A powerful, scaleable, and reconfigurable image processing system and
method of processing data therein is described. This general purpose,
reconfigurable engine with toroidal topology, distributed memory, and wide
bandwidth I/O are capable of solving real applications at real-time
speeds. The reconfigurable image processing system can be optimized to
efficiently perform specialized computations, such as real-time video and
audio processing. This reconfigurable image processing system provides
high performance via high computational density, high memory bandwidth,
and high I/O bandwidth.
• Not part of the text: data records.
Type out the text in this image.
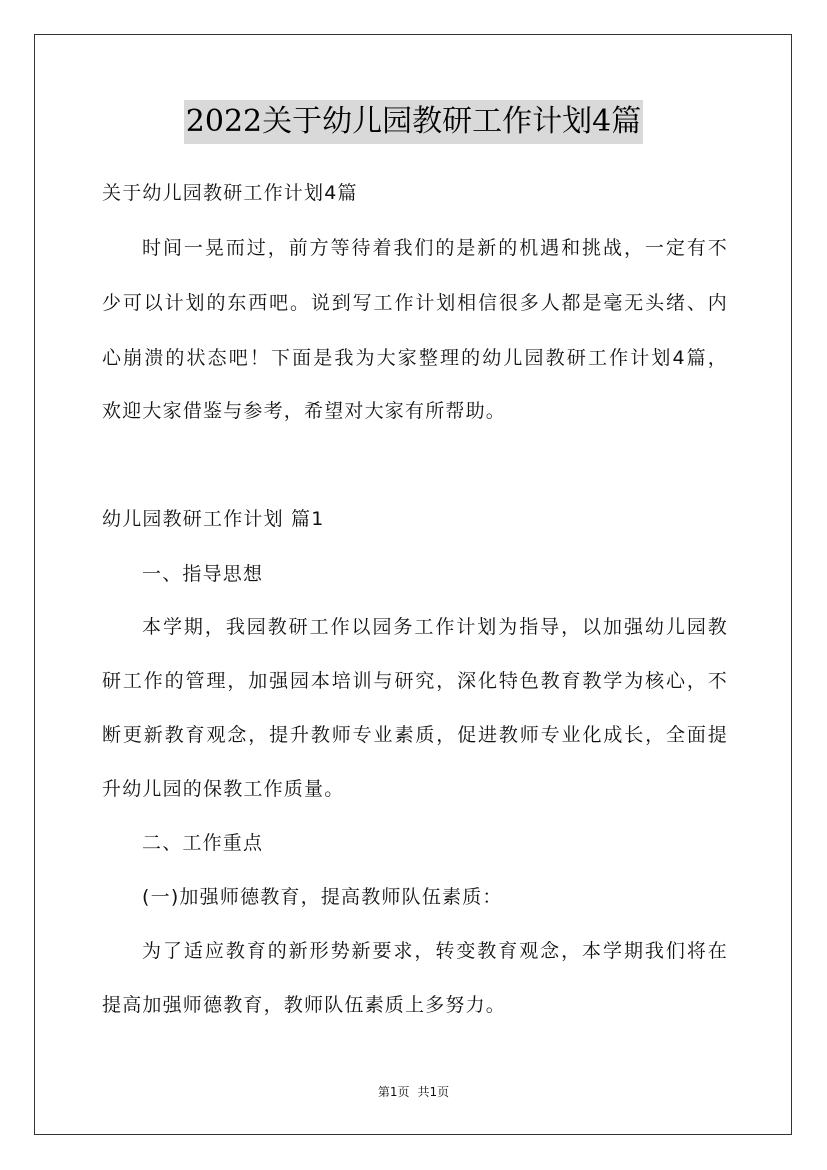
2022关于幼儿园教研工作计划4篇
关于幼儿园教研工作计划4篇
时间一晃而过，前方等待着我们的是新的机遇和挑战，一定有不
少可以计划的东西吧。说到写工作计划相信很多人都是毫无头绪、内
心崩溃的状态吧！下面是我为大家整理的幼儿园教研工作计划4篇，
欢迎大家借鉴与参考，希望对大家有所帮助。
幼儿园教研工作计划 篇1
一、指导思想
本学期，我园教研工作以园务工作计划为指导，以加强幼儿园教
研工作的管理，加强园本培训与研究，深化特色教育教学为核心，不
断更新教育观念，提升教师专业素质，促进教师专业化成长，全面提
升幼儿园的保教工作质量。
二、工作重点
(一)加强师德教育，提高教师队伍素质：
为了适应教育的新形势新要求，转变教育观念，本学期我们将在
提高加强师德教育，教师队伍素质上多努力。
第1页 共1页
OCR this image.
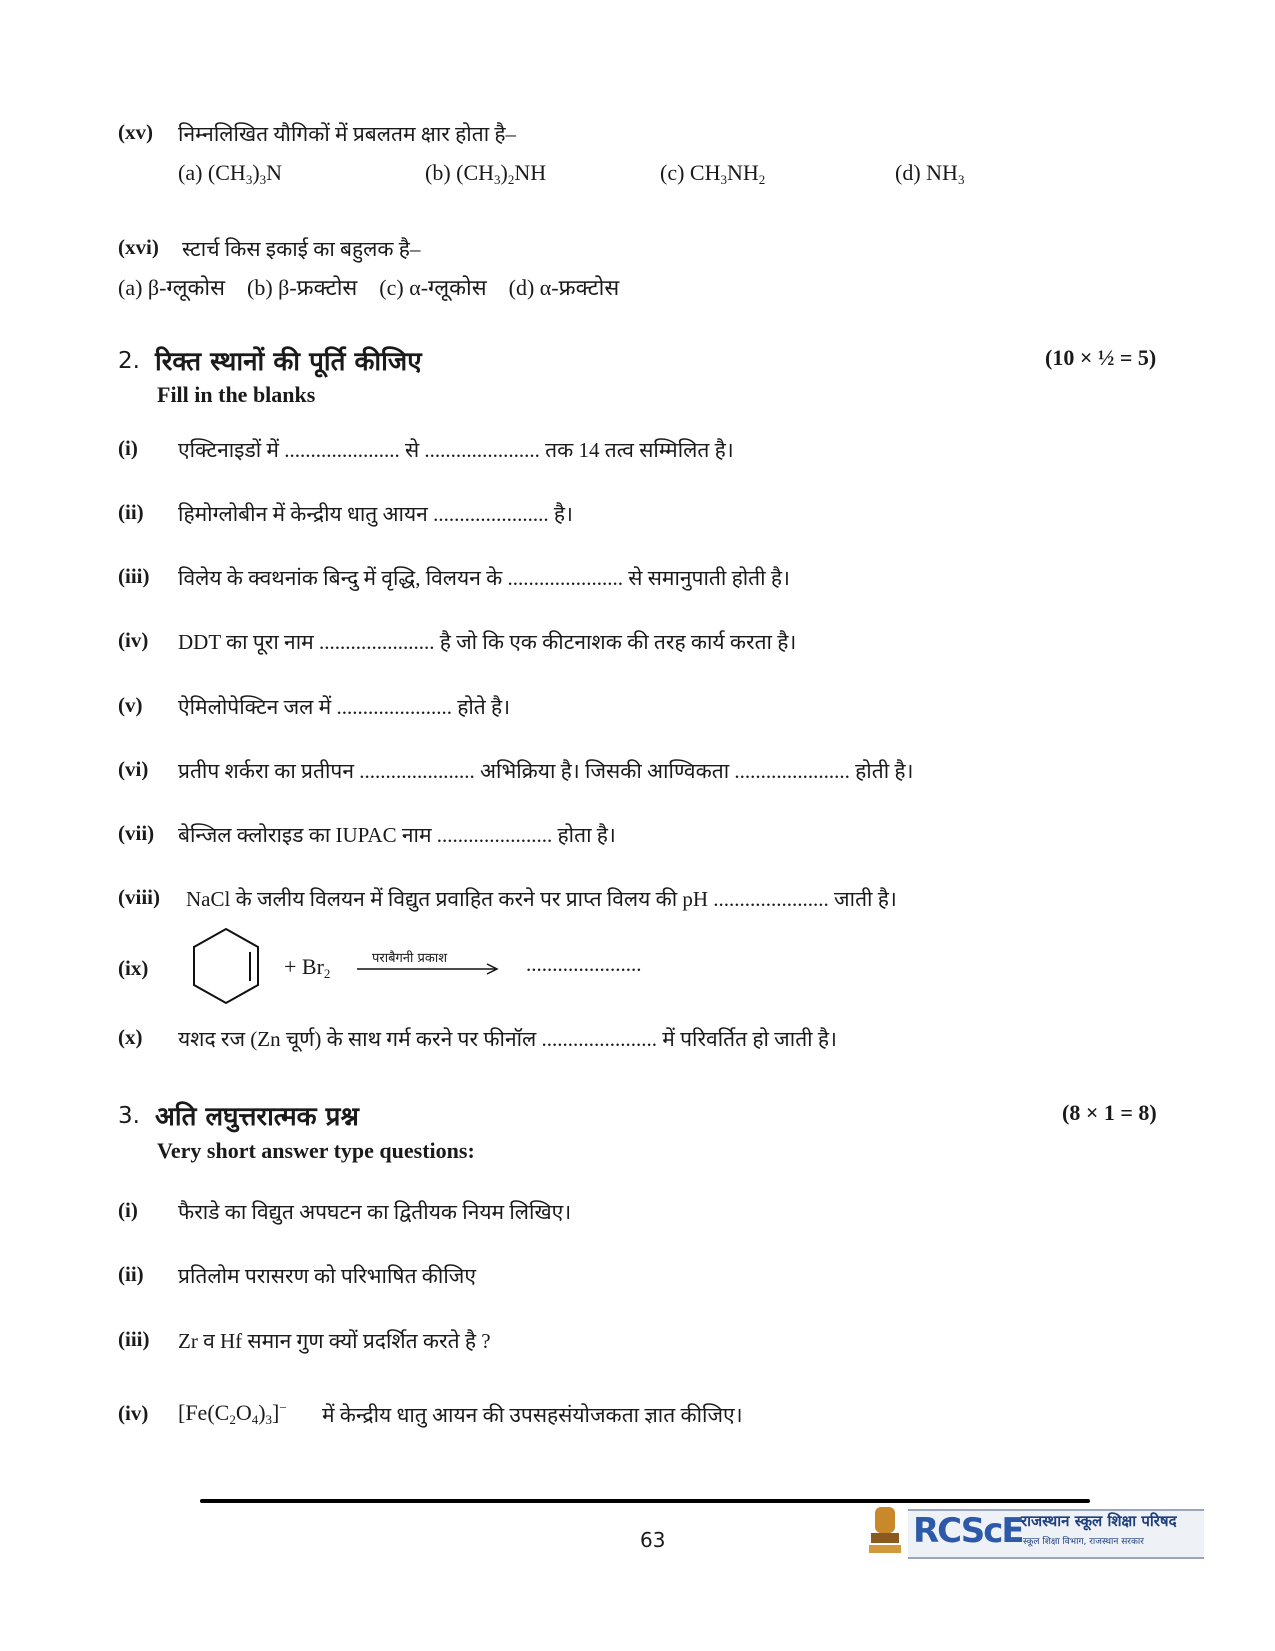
(xv) निम्नलिखित यौगिकों में प्रबलतम क्षार होता है–
(a) $(CH_3)_3N$	(b) $(CH_3)_2NH$	(c) $CH_3NH_2$	(d) $NH_3$
(xvi) स्टार्च किस इकाई का बहुलक है–
(a) β-ग्लूकोस    (b) β-फ्रक्टोस    (c) α-ग्लूकोस    (d) α-फ्रक्टोस
2. रिक्त स्थानों की पूर्ति कीजिए	(10 × ½ = 5)
Fill in the blanks
(i) एक्टिनाइडों में ...................... से ...................... तक 14 तत्व सम्मिलित है।
(ii) हिमोग्लोबीन में केन्द्रीय धातु आयन ...................... है।
(iii) विलेय के क्वथनांक बिन्दु में वृद्धि, विलयन के ...................... से समानुपाती होती है।
(iv) DDT का पूरा नाम ...................... है जो कि एक कीटनाशक की तरह कार्य करता है।
(v) ऐमिलोपेक्टिन जल में ...................... होते है।
(vi) प्रतीप शर्करा का प्रतीपन ...................... अभिक्रिया है। जिसकी आण्विकता ...................... होती है।
(vii) बेन्जिल क्लोराइड का IUPAC नाम ...................... होता है।
(viii) NaCl के जलीय विलयन में विद्युत प्रवाहित करने पर प्राप्त विलय की pH ...................... जाती है।
(ix)	+ $Br_2$
पराबैगनी प्रकाश	......................
(x) यशद रज (Zn चूर्ण) के साथ गर्म करने पर फीनॉल ...................... में परिवर्तित हो जाती है।
3. अति लघुत्तरात्मक प्रश्न	(8 × 1 = 8)
Very short answer type questions:
(i) फैराडे का विद्युत अपघटन का द्वितीयक नियम लिखिए।
(ii) प्रतिलोम परासरण को परिभाषित कीजिए
(iii) Zr व Hf समान गुण क्यों प्रदर्शित करते है ?
(iv) $[Fe(C_2O_4)_3]^-$ में केन्द्रीय धातु आयन की उपसहसंयोजकता ज्ञात कीजिए।
63	RCScE
राजस्थान स्कूल शिक्षा परिषद
स्कूल शिक्षा विभाग, राजस्थान सरकार
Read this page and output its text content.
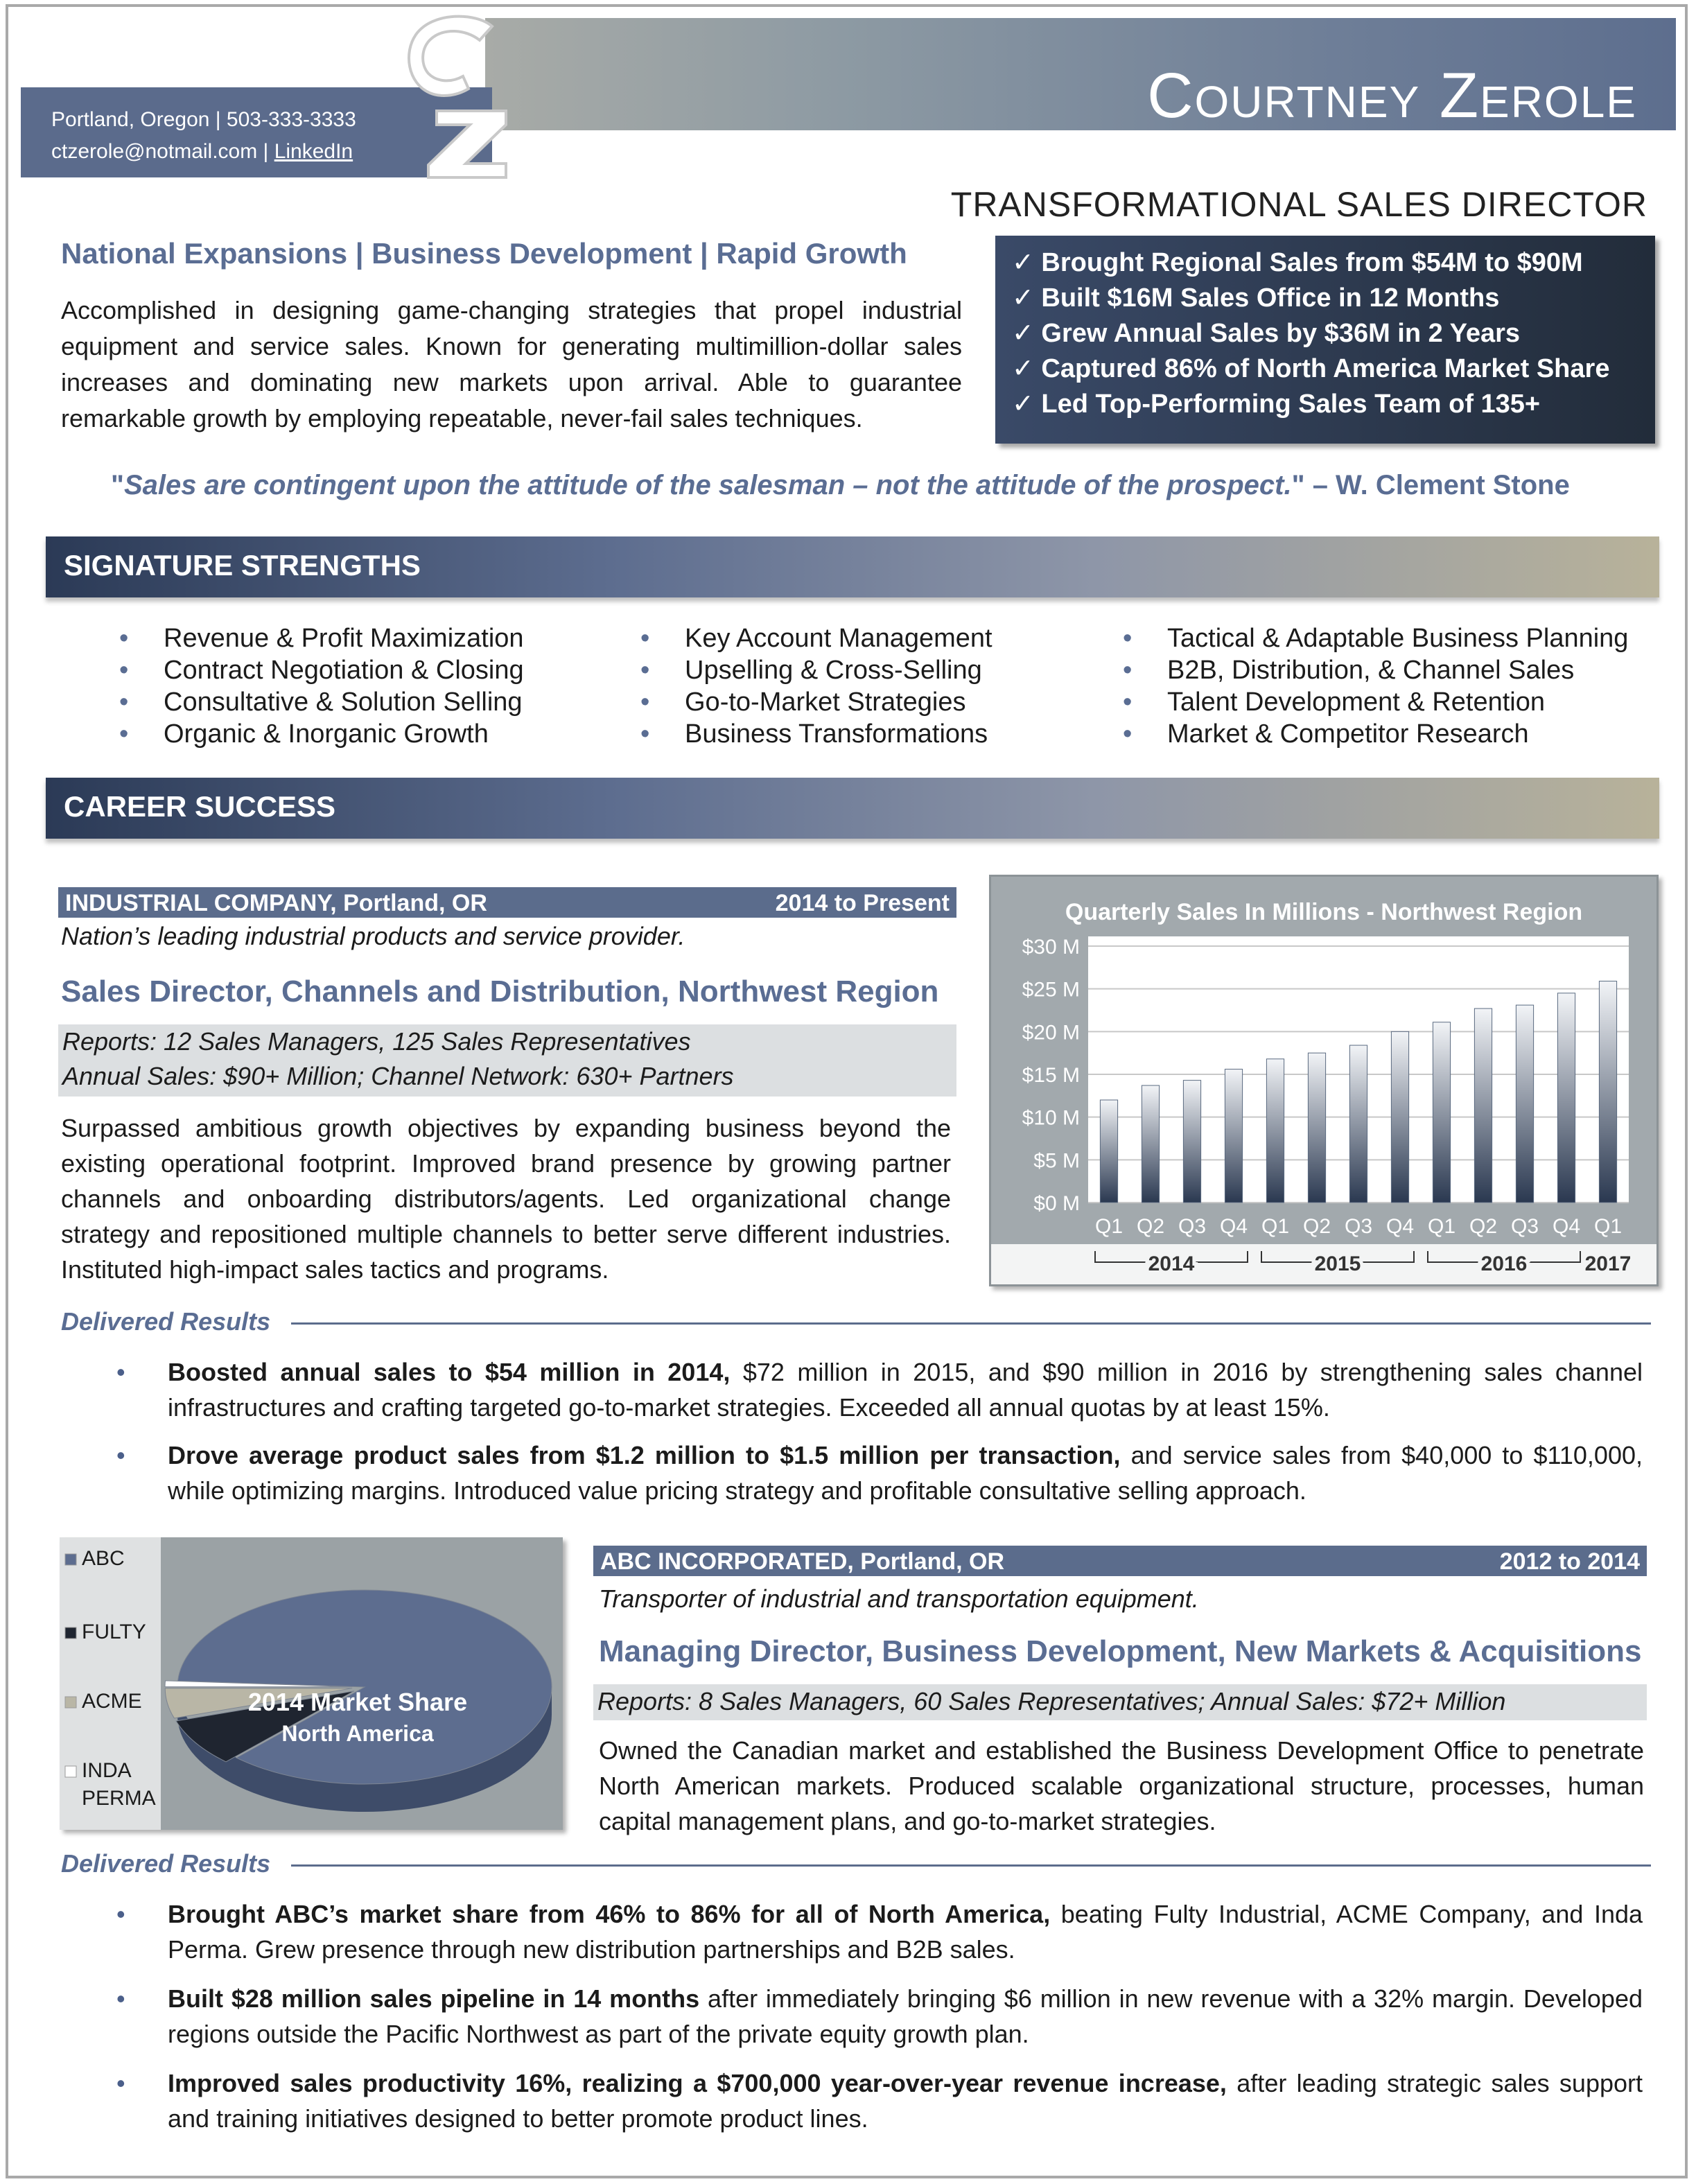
Courtney Zerole
Portland, Oregon | 503-333-3333
ctzerole@notmail.com | LinkedIn
TRANSFORMATIONAL SALES DIRECTOR
National Expansions | Business Development | Rapid Growth
Accomplished in designing game-changing strategies that propel industrial equipment and service sales. Known for generating multimillion-dollar sales increases and dominating new markets upon arrival. Able to guarantee remarkable growth by employing repeatable, never-fail sales techniques.
✓ Brought Regional Sales from $54M to $90M
✓ Built $16M Sales Office in 12 Months
✓ Grew Annual Sales by $36M in 2 Years
✓ Captured 86% of North America Market Share
✓ Led Top-Performing Sales Team of 135+
"Sales are contingent upon the attitude of the salesman – not the attitude of the prospect." – W. Clement Stone
SIGNATURE STRENGTHS
• Revenue & Profit Maximization
• Contract Negotiation & Closing
• Consultative & Solution Selling
• Organic & Inorganic Growth
• Key Account Management
• Upselling & Cross-Selling
• Go-to-Market Strategies
• Business Transformations
• Tactical & Adaptable Business Planning
• B2B, Distribution, & Channel Sales
• Talent Development & Retention
• Market & Competitor Research
CAREER SUCCESS
INDUSTRIAL COMPANY, Portland, OR	2014 to Present
Nation’s leading industrial products and service provider.
Sales Director, Channels and Distribution, Northwest Region
Reports: 12 Sales Managers, 125 Sales Representatives
Annual Sales: $90+ Million; Channel Network: 630+ Partners
Surpassed ambitious growth objectives by expanding business beyond the existing operational footprint. Improved brand presence by growing partner channels and onboarding distributors/agents. Led organizational change strategy and repositioned multiple channels to better serve different industries. Instituted high-impact sales tactics and programs.
Quarterly Sales In Millions - Northwest Region
$0 M
$5 M
$10 M
$15 M
$20 M
$25 M
$30 M
Q1 Q2 Q3 Q4 Q1 Q2 Q3 Q4 Q1 Q2 Q3 Q4 Q1
2014	2015	2016	2017
Delivered Results
•	Boosted annual sales to $54 million in 2014, $72 million in 2015, and $90 million in 2016 by strengthening sales channel infrastructures and crafting targeted go-to-market strategies. Exceeded all annual quotas by at least 15%.
•	Drove average product sales from $1.2 million to $1.5 million per transaction, and service sales from $40,000 to $110,000, while optimizing margins. Introduced value pricing strategy and profitable consultative selling approach.
ABC
FULTY
ACME
INDA
PERMA
2014 Market Share
North America
ABC INCORPORATED, Portland, OR	2012 to 2014
Transporter of industrial and transportation equipment.
Managing Director, Business Development, New Markets & Acquisitions
Reports: 8 Sales Managers, 60 Sales Representatives; Annual Sales: $72+ Million
Owned the Canadian market and established the Business Development Office to penetrate North American markets. Produced scalable organizational structure, processes, human capital management plans, and go-to-market strategies.
Delivered Results
•	Brought ABC’s market share from 46% to 86% for all of North America, beating Fulty Industrial, ACME Company, and Inda Perma. Grew presence through new distribution partnerships and B2B sales.
•	Built $28 million sales pipeline in 14 months after immediately bringing $6 million in new revenue with a 32% margin. Developed regions outside the Pacific Northwest as part of the private equity growth plan.
•	Improved sales productivity 16%, realizing a $700,000 year-over-year revenue increase, after leading strategic sales support and training initiatives designed to better promote product lines.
Generally, the reconfigurable image processing
system and its control structure include a homogeneous array of 16 field
programmable gate arrays (FPGA) and 16 static random access memories
(SRAM) arranged in a partial torus configuration. The reconfigurable image
processing system also includes a PCI bus interface chip, a clock control
chip, and a datapath chip. It can be implemented in a single board. It
receives data from its external environment, computes correspondence, and
uses the results of the correspondence computations for various
post-processing industrial applications. The reconfigurable image
processing system determines correspondence by using non-parametric local
transforms followed by correlation. These non-parametric local transforms
include the census and rank transforms. Other embodiments involve a
combination of correspondence, rectification, a left-right consistency
check, and the application of an interest operator.